Damit ist aus Sicht des VKU bereits die übergeordnete Zielsetzung der Studie, mit deren Empfehlungen eine umfassende Ertüchtigung von allen Kläranlagen der Größenklasse 5 angestrebt wird, kritisch zu hinterfragen. Vielmehr bedürfe die Entscheidung für die Einführung einer vierten Reinigungsstufe unabhängig von der Anlagengröße der Einschätzung der jeweiligen Verhältnisse vor Ort.
Dem Vorsorgeprinzip folgend sollte nach Auffassung des Verbandes Schwer abbaubare, sogenannte persistente Stoffe durch weniger gefährliche Stoffe ersetzt oder in ihrer Einsatzmöglichkeit und -menge eingeschränkt werden. Bei der Konzeptionierung von Vermeidungsstrategien seien auch die Eintragspfade über die Luft und von diffusen Quellen wie der Landwirtschaft zu berücksichtigen. Abwägend müssen daher Maßnahmen zur Verminderung und/oder Vermeidung von Mikroverunreinigungen aus anderen Quellen bewertet und als wirkliche Alternative auch mit anderen Maßnahmenträgern und Verursachern betrachtet und diskutiert werden.
Maßnahmen sollten zunächst im Bereich der Produktverantwortung der Hersteller, insbesondere bei neuen auf den Markt gelangten Stoffen, liegen. Demnach sollten auf Verpackung oder Beipackzettel Informationen zu den Auswirkungen der Wirkstoffe auf Umwelt und Gewässer und zu den daraus folgenden Konsequenzen für die Anwendung des Produktes aufgeführt werden. Zudem sollten verstärkt Rücknahmeverpflichtungen der Hersteller beziehungsweise derjenigen, die das Produkt in den Verkehr bringen, vorgesehen werden. Der Verbraucher sollte als möglicher Mitwirkender bei der Vermeidung von Abfällen angesprochen und aktiv eingebunden werden.

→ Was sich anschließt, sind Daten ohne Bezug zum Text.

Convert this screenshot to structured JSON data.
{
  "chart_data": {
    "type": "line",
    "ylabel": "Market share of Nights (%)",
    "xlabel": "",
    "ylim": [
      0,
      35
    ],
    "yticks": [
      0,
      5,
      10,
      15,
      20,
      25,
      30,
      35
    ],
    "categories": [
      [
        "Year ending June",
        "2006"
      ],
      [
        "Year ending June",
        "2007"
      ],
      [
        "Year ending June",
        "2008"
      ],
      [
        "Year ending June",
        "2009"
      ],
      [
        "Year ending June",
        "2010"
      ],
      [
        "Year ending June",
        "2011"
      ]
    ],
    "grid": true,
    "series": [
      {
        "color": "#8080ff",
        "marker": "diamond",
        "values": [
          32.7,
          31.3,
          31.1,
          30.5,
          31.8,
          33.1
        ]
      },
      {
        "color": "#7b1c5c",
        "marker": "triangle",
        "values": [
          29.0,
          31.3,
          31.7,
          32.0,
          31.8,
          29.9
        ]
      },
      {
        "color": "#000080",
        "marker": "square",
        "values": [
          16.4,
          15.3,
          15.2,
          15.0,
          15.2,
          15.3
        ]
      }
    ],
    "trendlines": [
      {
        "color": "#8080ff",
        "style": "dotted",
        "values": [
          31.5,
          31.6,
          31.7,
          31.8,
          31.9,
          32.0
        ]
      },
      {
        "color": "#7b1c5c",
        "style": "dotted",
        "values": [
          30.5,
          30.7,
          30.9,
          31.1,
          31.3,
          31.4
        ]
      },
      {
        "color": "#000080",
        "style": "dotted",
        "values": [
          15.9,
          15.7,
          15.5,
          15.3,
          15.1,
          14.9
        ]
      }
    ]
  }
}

Falls eine Vermeidung an der Quelle nicht möglich ist, gilt es nach den Vorstellungen des VKU, den Verbraucher zu sensibilisieren und ihm die Möglichkeit zu geben, Produkte in Bezug auf ihre Gewässerbelastung zu bewerten beziehungsweise auszuwählen. Dazu sollte für alle Produkte, die Inhaltsstoffe enthalten, die als prioritäre Stoffe gewässerrelevant sind, eine Produktkennzeichnungspflicht eingeführt werden, empfiehlt der Verband.
Der VKU lehnt die flächendeckende Einführung einer vierten Reinigungsstufe für die Abwasserbehandlung in Folge der Verschärfung bestehender Standards ab. Der Einsatz von weitergehenden Reinigungsmaßnahmen würde die Behandlungs- und Entsorgungskosten erheblich erhöhen, insbesondere durch die erheblichen Aufwendungen für einen erhöhten Energiebedarf und den Betrieb der zusätzlichen Anlagen, heißt es in der Stellungnahme. Lediglich für bestimmte Konstellationen können nach Auffassung des Verbandes weitergehende Maßnahmen in Frage kommen, etwa, wenn Kläranlagenabläufe und Badegewässer sehr nahe beieinander liegen, wenn Kläranlagenabläufe die Qualität von Wassergewinnungsanlagen direkt beeinträchtigen können oder wenn Kläranlagenabläufe in sensiblen Trinkwassereinzugsgebieten versickern.
Die Kosten, die durch erhöhte Anforderungen an die Abwasserbeseitigung verursacht werden, könnten aber nach Auffassung des VKU nicht alleine den Beitrags- und Gebührenzahler zur Last gelegt werden. Vielmehr sollten im Einzelfall aufgrund lokaler Gegebenheiten notwendige Maßnahmen zur weitergehenden Abwasserbehandlung durch finanzielle Anreize gefördert werden. Hierzu kann neben entsprechenden Förderprogrammen von Bund und Ländern grundsätzlich auch die Verrechenbarkeit der Maßnahmenkosten mit der aus der Abwasserabgabe resultierenden Zahllast in Erwägung gezogen werden.